Quand les ados rêvent d’apocalypse

Ces temps-ci, l’adolescence occupe les plateaux de théâtre comme l’acné squatte l’épiderme d’un agité des hormones à 16 ans. Pas besoin de Roaccutane même si ces éruptions-là ont aussi l’art de gratter, de démanger nos intuitions et d’appuyer là où ça fait mal, là où l’actualité nous donne déjà la frousse avec ses régulières tragédies, ses fusillades au lycée – depuis Columbine, la série est terrifiante – par des jeunes qui perdent soudain pied avec la société. Ces êtres, à peine sortis de l’enfance, qui prennent un matin les armes pour les retourner contre leurs pairs restent d’insondables énigmes, de douloureux symptômes d’un mal-être.

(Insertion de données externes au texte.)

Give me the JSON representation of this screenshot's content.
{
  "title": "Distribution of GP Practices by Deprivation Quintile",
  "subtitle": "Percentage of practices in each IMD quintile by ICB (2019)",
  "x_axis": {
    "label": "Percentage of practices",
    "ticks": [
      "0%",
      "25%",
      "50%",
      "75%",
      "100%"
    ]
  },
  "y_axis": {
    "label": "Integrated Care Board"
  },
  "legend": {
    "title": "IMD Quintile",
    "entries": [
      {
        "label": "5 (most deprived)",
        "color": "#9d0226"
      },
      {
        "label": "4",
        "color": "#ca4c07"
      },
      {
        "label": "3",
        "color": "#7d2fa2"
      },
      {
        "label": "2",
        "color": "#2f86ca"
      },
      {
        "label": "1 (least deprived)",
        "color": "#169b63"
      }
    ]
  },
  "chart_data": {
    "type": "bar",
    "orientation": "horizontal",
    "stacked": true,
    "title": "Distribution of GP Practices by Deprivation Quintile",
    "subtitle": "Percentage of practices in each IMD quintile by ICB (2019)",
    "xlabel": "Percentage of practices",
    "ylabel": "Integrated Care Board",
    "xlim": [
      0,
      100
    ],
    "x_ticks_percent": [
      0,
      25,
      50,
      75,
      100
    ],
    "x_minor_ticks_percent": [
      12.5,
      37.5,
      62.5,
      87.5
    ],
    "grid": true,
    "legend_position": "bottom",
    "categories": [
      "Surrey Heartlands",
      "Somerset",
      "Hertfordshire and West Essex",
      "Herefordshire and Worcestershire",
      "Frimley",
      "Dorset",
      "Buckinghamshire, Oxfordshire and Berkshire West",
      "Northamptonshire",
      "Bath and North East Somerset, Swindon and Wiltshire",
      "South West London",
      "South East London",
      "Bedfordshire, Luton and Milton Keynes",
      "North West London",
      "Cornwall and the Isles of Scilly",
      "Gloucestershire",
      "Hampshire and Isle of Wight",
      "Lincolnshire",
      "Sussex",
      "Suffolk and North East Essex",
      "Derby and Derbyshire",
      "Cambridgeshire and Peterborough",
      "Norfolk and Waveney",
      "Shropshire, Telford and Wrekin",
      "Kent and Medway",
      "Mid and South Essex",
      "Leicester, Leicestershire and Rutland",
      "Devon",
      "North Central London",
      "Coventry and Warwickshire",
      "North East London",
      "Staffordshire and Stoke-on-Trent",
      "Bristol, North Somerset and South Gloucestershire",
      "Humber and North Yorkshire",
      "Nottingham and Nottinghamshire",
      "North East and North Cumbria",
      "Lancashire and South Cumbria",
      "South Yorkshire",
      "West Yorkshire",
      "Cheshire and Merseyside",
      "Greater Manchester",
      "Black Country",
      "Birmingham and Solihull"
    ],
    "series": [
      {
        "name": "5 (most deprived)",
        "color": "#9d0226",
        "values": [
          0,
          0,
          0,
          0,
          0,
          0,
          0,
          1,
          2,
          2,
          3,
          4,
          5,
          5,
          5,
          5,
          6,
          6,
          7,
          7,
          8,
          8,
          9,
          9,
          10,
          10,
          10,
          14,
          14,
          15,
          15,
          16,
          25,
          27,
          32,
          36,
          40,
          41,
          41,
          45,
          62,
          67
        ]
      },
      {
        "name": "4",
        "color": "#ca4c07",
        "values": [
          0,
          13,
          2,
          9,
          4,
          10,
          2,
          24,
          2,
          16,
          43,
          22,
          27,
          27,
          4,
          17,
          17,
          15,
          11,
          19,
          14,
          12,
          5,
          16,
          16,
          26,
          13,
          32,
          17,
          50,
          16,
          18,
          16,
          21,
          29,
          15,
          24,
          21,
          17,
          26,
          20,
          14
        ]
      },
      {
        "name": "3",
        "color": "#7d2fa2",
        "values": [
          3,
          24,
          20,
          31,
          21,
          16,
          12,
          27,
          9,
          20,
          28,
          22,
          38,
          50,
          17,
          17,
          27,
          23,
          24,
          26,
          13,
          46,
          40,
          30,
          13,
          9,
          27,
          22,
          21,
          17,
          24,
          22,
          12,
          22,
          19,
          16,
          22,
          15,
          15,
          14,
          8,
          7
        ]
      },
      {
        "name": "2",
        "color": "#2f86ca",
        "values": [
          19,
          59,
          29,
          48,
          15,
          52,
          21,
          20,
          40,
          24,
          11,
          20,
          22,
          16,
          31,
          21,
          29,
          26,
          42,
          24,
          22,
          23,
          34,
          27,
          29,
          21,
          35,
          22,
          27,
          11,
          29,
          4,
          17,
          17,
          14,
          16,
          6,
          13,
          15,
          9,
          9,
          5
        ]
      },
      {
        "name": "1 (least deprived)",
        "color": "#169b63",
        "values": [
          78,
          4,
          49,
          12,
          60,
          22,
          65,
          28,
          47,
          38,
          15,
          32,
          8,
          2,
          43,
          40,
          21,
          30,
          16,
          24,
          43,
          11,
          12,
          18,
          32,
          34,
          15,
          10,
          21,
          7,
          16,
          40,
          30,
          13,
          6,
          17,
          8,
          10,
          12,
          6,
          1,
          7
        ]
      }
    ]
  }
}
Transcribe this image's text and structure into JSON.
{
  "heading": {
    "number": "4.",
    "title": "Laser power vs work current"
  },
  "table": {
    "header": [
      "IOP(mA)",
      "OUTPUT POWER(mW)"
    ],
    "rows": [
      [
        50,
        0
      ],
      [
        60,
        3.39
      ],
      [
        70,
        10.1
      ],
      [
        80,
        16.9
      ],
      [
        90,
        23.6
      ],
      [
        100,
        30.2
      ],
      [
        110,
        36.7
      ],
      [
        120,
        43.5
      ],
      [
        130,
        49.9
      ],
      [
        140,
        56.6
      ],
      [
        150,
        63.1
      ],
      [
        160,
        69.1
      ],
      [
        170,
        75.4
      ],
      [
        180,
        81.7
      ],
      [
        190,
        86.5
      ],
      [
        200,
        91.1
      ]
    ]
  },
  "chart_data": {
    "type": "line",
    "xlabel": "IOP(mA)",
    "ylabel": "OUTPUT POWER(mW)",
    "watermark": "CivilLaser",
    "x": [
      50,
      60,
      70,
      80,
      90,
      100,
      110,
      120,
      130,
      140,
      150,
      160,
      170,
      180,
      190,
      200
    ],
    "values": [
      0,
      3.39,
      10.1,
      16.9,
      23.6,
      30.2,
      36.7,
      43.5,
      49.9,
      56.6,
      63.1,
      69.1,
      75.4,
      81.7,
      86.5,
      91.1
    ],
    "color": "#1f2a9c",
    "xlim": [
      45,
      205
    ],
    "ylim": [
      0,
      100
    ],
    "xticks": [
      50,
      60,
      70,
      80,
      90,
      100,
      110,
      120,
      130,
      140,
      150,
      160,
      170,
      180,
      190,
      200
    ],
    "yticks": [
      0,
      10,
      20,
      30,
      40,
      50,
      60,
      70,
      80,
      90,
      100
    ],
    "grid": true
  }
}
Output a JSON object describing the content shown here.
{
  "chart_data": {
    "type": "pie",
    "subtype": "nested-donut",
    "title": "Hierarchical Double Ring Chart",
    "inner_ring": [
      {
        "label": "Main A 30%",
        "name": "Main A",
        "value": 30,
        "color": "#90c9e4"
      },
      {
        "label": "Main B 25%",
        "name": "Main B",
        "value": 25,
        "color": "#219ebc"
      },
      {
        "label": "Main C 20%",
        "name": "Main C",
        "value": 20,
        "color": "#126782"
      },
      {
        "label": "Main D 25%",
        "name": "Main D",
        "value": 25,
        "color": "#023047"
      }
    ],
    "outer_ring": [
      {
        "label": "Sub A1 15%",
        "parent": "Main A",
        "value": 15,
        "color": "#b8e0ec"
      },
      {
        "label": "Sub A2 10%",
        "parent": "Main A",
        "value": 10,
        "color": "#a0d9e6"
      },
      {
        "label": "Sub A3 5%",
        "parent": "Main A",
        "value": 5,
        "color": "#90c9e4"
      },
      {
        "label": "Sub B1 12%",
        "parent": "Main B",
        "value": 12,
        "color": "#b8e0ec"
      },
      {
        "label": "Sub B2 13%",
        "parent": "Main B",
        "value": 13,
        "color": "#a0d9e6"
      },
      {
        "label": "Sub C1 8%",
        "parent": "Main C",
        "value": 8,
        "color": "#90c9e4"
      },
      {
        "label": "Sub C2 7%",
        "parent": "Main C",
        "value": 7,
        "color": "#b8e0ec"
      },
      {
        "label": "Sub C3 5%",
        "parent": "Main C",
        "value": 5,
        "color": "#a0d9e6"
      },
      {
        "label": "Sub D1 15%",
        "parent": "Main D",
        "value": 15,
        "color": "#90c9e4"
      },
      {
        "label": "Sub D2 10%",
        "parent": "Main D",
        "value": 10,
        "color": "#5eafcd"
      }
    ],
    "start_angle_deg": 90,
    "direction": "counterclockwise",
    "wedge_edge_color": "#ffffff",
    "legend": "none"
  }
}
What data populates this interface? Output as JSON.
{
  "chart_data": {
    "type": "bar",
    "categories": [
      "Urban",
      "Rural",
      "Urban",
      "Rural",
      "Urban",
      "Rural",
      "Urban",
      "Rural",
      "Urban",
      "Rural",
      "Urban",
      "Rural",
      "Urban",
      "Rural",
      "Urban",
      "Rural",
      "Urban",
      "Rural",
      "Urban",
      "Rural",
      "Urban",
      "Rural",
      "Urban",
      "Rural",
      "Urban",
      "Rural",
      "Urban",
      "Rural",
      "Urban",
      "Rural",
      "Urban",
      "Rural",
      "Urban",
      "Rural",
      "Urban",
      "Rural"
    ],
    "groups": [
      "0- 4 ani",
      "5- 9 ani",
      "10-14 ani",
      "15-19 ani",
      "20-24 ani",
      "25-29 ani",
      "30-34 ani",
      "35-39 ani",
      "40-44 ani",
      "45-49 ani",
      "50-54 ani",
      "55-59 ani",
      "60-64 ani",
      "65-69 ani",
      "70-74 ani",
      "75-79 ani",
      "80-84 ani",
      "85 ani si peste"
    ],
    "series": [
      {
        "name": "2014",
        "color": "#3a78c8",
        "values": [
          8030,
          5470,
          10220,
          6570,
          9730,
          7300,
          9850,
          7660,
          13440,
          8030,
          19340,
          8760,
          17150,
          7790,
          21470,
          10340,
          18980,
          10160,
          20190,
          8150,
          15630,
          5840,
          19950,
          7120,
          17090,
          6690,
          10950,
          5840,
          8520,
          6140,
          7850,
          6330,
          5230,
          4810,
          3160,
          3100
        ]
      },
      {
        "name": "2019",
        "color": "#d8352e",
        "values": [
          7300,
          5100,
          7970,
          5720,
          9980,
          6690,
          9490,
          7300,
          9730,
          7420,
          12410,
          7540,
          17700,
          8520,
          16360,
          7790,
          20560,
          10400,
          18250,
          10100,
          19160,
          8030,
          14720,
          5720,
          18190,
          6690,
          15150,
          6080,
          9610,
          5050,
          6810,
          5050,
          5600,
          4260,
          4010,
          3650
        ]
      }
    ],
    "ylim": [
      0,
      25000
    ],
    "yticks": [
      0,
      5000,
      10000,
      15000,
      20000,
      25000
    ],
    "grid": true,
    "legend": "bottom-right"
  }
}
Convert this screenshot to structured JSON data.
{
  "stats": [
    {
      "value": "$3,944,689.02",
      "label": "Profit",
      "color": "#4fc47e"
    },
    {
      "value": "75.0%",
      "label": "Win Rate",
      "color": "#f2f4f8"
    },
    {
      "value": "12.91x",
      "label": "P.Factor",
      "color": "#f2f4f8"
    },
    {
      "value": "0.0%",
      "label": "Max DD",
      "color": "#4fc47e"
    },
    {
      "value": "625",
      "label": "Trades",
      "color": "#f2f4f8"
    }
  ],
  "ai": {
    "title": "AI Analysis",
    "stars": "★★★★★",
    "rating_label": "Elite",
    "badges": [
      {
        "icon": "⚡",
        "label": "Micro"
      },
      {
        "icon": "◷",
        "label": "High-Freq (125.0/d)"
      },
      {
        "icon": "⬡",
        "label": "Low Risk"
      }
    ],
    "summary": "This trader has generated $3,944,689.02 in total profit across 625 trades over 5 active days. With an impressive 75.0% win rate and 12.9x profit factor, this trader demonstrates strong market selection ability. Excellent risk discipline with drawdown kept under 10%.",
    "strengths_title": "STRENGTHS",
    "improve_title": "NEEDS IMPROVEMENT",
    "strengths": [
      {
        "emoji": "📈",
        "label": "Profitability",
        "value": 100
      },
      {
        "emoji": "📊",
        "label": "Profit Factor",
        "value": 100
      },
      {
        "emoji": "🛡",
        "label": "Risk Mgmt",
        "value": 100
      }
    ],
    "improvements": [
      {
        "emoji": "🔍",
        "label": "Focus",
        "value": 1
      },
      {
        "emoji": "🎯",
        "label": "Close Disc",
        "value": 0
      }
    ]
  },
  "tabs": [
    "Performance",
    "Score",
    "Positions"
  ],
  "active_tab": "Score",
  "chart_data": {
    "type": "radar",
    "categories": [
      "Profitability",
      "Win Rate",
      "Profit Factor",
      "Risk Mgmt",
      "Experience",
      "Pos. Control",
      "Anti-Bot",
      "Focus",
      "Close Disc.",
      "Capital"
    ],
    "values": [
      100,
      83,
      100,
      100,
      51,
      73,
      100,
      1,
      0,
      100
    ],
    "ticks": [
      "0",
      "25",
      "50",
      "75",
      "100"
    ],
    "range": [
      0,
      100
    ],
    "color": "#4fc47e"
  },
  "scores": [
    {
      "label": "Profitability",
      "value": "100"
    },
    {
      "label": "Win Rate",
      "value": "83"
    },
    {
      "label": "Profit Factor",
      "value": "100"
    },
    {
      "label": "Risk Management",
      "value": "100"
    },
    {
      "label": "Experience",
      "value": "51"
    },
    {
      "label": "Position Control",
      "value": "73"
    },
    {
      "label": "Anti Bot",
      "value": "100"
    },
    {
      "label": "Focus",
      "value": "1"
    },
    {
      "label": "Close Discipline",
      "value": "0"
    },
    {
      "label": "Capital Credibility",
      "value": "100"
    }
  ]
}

Forcément, le théâtre est aussi fasciné par cette adolescence à fleur de peau, matière explosive sur la scène. Depuis le triomphe de Chatroom, portrait d’une jeunesse prise dans les rets du cybersespace, on savait le Poche expert pour peindre et happer une faune, les ados, pourtant réfractaire à se laisser encercler. Verdict confirmé avec Punk Rock de Simon Stephens dans une mise en scène impétueuse d’Olivier Coyette. Entre intense suspense dramatique et subtile étude de cas, la pièce tient les promesses de son titre. Comme la bande-son, qui évolue des One Direction à l’indie rock, la pièce revendique un fougueux éclectisme, un esprit volatile, un souffle qui n’obéit qu’à l’énergie, entre innocence et révolution, passions juvéniles et violence aveugle, bruit et fureur. On y croise une bande de lycéens anglais : Lilly, mystérieuse et secrète, qui vient d’arriver dans le bahut et fait chavirer les cœurs. William qui en pince pour elle mais a peu de chances de la séduire avec ses manières de petit génie hyperkinétique. Nicholas, le gros dur au cœur tendre. Cissy, première de classe qui se laisse humilier par son petit copain, Bennett, champion du harcèlement. Et puis aussi, Chadwick, bouc émissaire passionné d’astrophysique ou encore la trop gentille Tania, boulotte et amoureuse de son prof. Rien que des ados normaux sauf qu’une simple petite griffe dans leur quotidien incertain, une petite goutte en trop dans la cocotte mise sous pression par les exigences de réussite d’une société ultra-compétitive, va les mener au drame. On pense forcément à Elephan t de Gus Van Sant au cinéma. Même impression d’une normalité qui porte en soi les germes de l’innommable.

L’intrigue est portée par une distribution plus vraie que nature. En tête d’affiche, Jérémie Pétrus époustoufle ! Malgré sa tête d’ado poupin, il déploie une colère intérieure à vous donner froid dans le dos. Avec une rage, une force irrésistible, il joue comme si sa vie en dépendait et nous empoigne dans cette apocalyptique bourrasque, à côté de ses talentueux compagnons. Nudité, flingues et effets stroboscopiques (la sainte trinité du Poche) : les ados vont adorer. Et les adultes pourront tenter de cerner une jeunesse qui n’a de cesse de se singulariser.

Jusqu’au 8 février au Poche, Bois de la Cambre, Bruxelles.